Pressure Inlet Boundary Condition Issue
 

I am using Fluent to simulate the flow structure in a steam turbine exhaust hood, but am struggling to achieve convergence when I drop the outlet pressure sufficiently to raise the mass flow rate to the 86kg/s I require. I believe the problem lies with the unusual contours I am finding at the pressure inlet boundary - but I do not fully understand how Fluent applies conditions at the boundary (despite reading the manual) to diagnose the problem.

At my pressure inlet plane I have applied representatively profiles of total temperature (absolute as my Operating Condition = 0), total temperature and axial, radial and tangential velocity using the cylindrical coordinate system. The initial/supersonic gauge pressure was lowered to 9362Pa as the inlet flow became supersonic (due to instant divergence from what was originally a stable solution).
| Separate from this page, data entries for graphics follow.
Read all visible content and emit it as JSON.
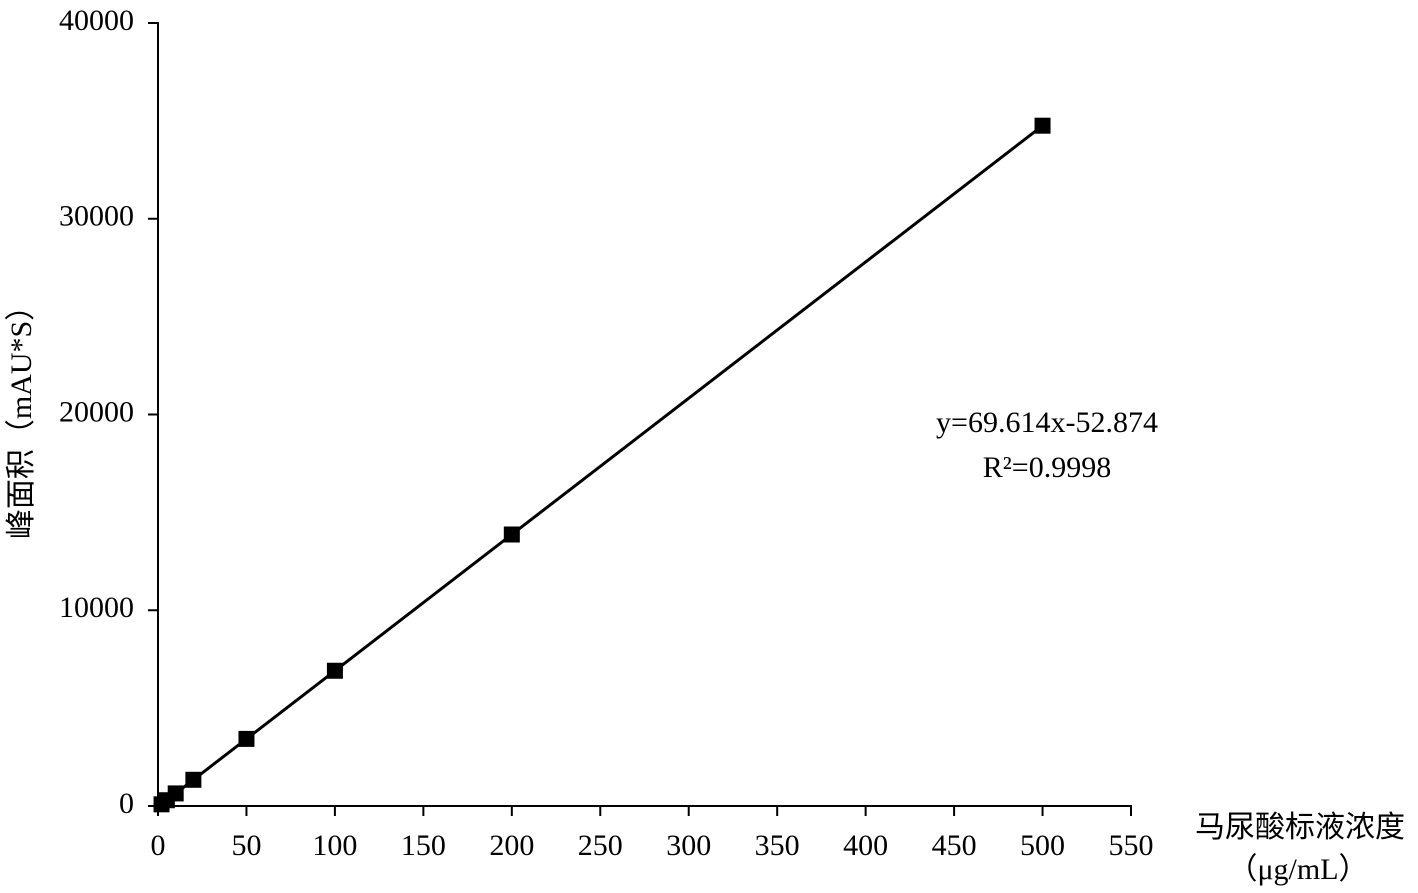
{
  "chart_data": {
    "type": "scatter",
    "x_label": "马尿酸标液浓度",
    "x_label_unit": "（μg/mL）",
    "y_label": "峰面积（mAU*S）",
    "annotations": [
      "y=69.614x-52.874",
      "R²=0.9998"
    ],
    "x": [
      2,
      5,
      10,
      20,
      50,
      100,
      200,
      500
    ],
    "series": [
      {
        "name": "峰面积",
        "color": "#000000",
        "values": [
          86,
          295,
          643,
          1339,
          3428,
          6909,
          13870,
          34754
        ]
      }
    ],
    "xlim": [
      0,
      550
    ],
    "xticks": [
      0,
      50,
      100,
      150,
      200,
      250,
      300,
      350,
      400,
      450,
      500,
      550
    ],
    "ylim": [
      0,
      40000
    ],
    "yticks": [
      0,
      10000,
      20000,
      30000,
      40000
    ],
    "grid": false
  }
}
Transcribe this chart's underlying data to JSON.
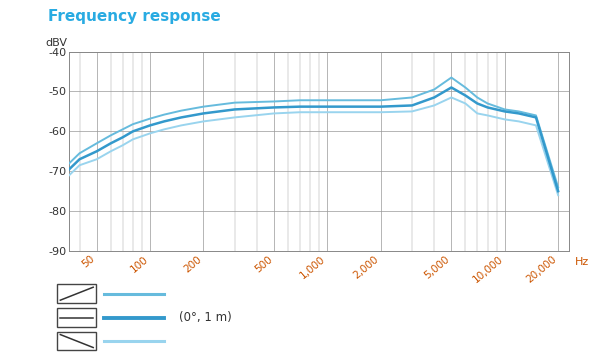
{
  "title": "Frequency response",
  "title_color": "#29abe2",
  "ylabel": "dBV",
  "xlabel": "Hz",
  "ylim": [
    -90,
    -40
  ],
  "yticks": [
    -90,
    -80,
    -70,
    -60,
    -50,
    -40
  ],
  "xlim_log": [
    35,
    23000
  ],
  "xtick_values": [
    50,
    100,
    200,
    500,
    1000,
    2000,
    5000,
    10000,
    20000
  ],
  "xtick_labels": [
    "50",
    "100",
    "200",
    "500",
    "1,000",
    "2,000",
    "5,000",
    "10,000",
    "20,000"
  ],
  "bg_color": "#ffffff",
  "grid_color": "#999999",
  "legend_label": "(0°, 1 m)",
  "curve_main_color": "#3399cc",
  "curve_upper_color": "#66bbdd",
  "curve_lower_color": "#99d4ee",
  "freq_pts": [
    35,
    40,
    50,
    60,
    70,
    80,
    100,
    120,
    150,
    200,
    300,
    500,
    700,
    1000,
    1500,
    2000,
    3000,
    4000,
    5000,
    6000,
    7000,
    8000,
    10000,
    12000,
    15000,
    20000
  ],
  "dbv_main": [
    -69.5,
    -67,
    -65,
    -63,
    -61.5,
    -60,
    -58.5,
    -57.5,
    -56.5,
    -55.5,
    -54.5,
    -54,
    -53.8,
    -53.8,
    -53.8,
    -53.8,
    -53.5,
    -51.5,
    -49.0,
    -51,
    -53,
    -54,
    -55,
    -55.5,
    -56.5,
    -75
  ],
  "dbv_upper": [
    -68,
    -65.5,
    -63,
    -61,
    -59.5,
    -58.2,
    -56.8,
    -55.8,
    -54.8,
    -53.8,
    -52.8,
    -52.5,
    -52.2,
    -52.2,
    -52.2,
    -52.2,
    -51.5,
    -49.5,
    -46.5,
    -49,
    -51.5,
    -53,
    -54.5,
    -55,
    -56,
    -74
  ],
  "dbv_lower": [
    -71,
    -68.5,
    -67,
    -65,
    -63.5,
    -62,
    -60.5,
    -59.5,
    -58.5,
    -57.5,
    -56.5,
    -55.5,
    -55.2,
    -55.2,
    -55.2,
    -55.2,
    -55,
    -53.5,
    -51.5,
    -53,
    -55.5,
    -56,
    -57,
    -57.5,
    -58.5,
    -76
  ]
}
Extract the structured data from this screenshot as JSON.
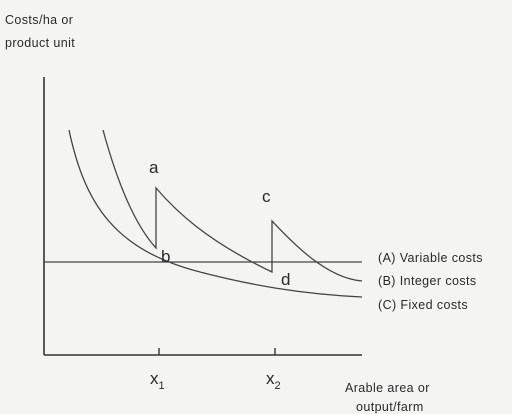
{
  "chart_data": {
    "type": "line",
    "title": "",
    "ylabel": [
      "Costs/ha or",
      "product unit"
    ],
    "xlabel": [
      "Arable area or",
      "output/farm"
    ],
    "x_ticks": [
      {
        "label": "x",
        "sub": "1"
      },
      {
        "label": "x",
        "sub": "2"
      }
    ],
    "point_labels": [
      "a",
      "b",
      "c",
      "d"
    ],
    "series": [
      {
        "name": "(A) Variable costs"
      },
      {
        "name": "(B) Integer costs"
      },
      {
        "name": "(C) Fixed costs"
      }
    ],
    "legend_position": "right",
    "grid": false,
    "axis_numbers_shown": false,
    "line_color": "#444444"
  }
}
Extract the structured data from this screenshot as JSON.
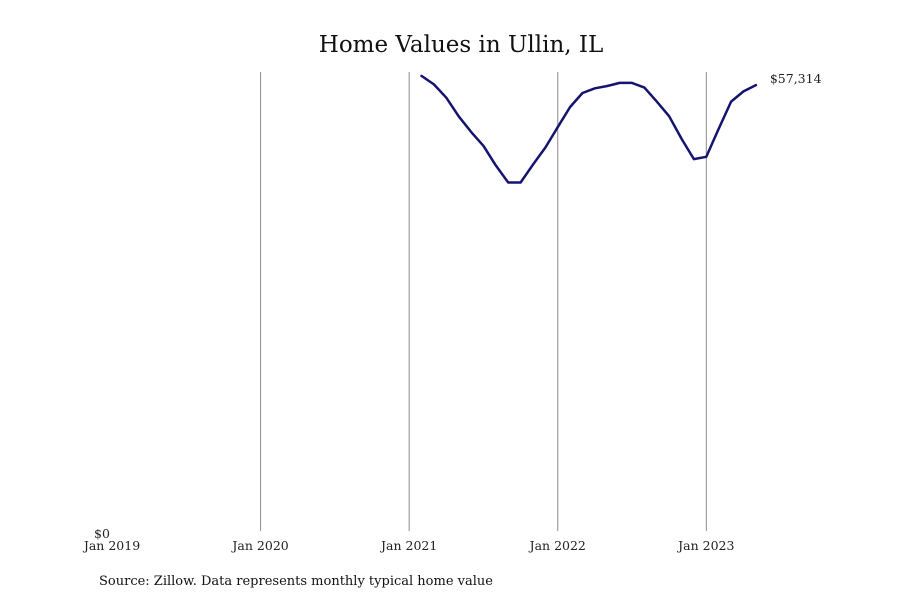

At pressure outlet boundary plane the static pressure is determined by trial and improvement to achieve the desired mass flow rate, initially set at 9900Pa to give a subsonic flow for the early stages of the calculation.

The fluid is set as water vapor, and density as an ideal gas. I am using a pressure based solver and discretization is all 2nd order. After divergence issues, the pressure-velocity coupling was changed from SIMPLE to coupled, which enable me to drop the outlet pressure to 9300Pa and raise the mass flow rate to the desired 86kg/s.

However, the solution is unstable, with residuals oscillating (see attached figure) when I drop the outlet pressure after 5250 iterations. I believe this stems from the supersonic flow at inlet (see attached figures). The total pressure profile, is accurate to what I applied at inlet. I would expect supersonic flow on the underside of the inlet plane, but I don't understand the static pressure contour, and how this relate to the mach number contours.

I suspect this all stems from my lack of understanding of the pressure inlet boundary condition - can anyone suggest any ideas of where this might source from?

I can obviously provide more information, if needed.

Any help would be GREATLY appreciated. This has been many many week's work and I have hit a dead end.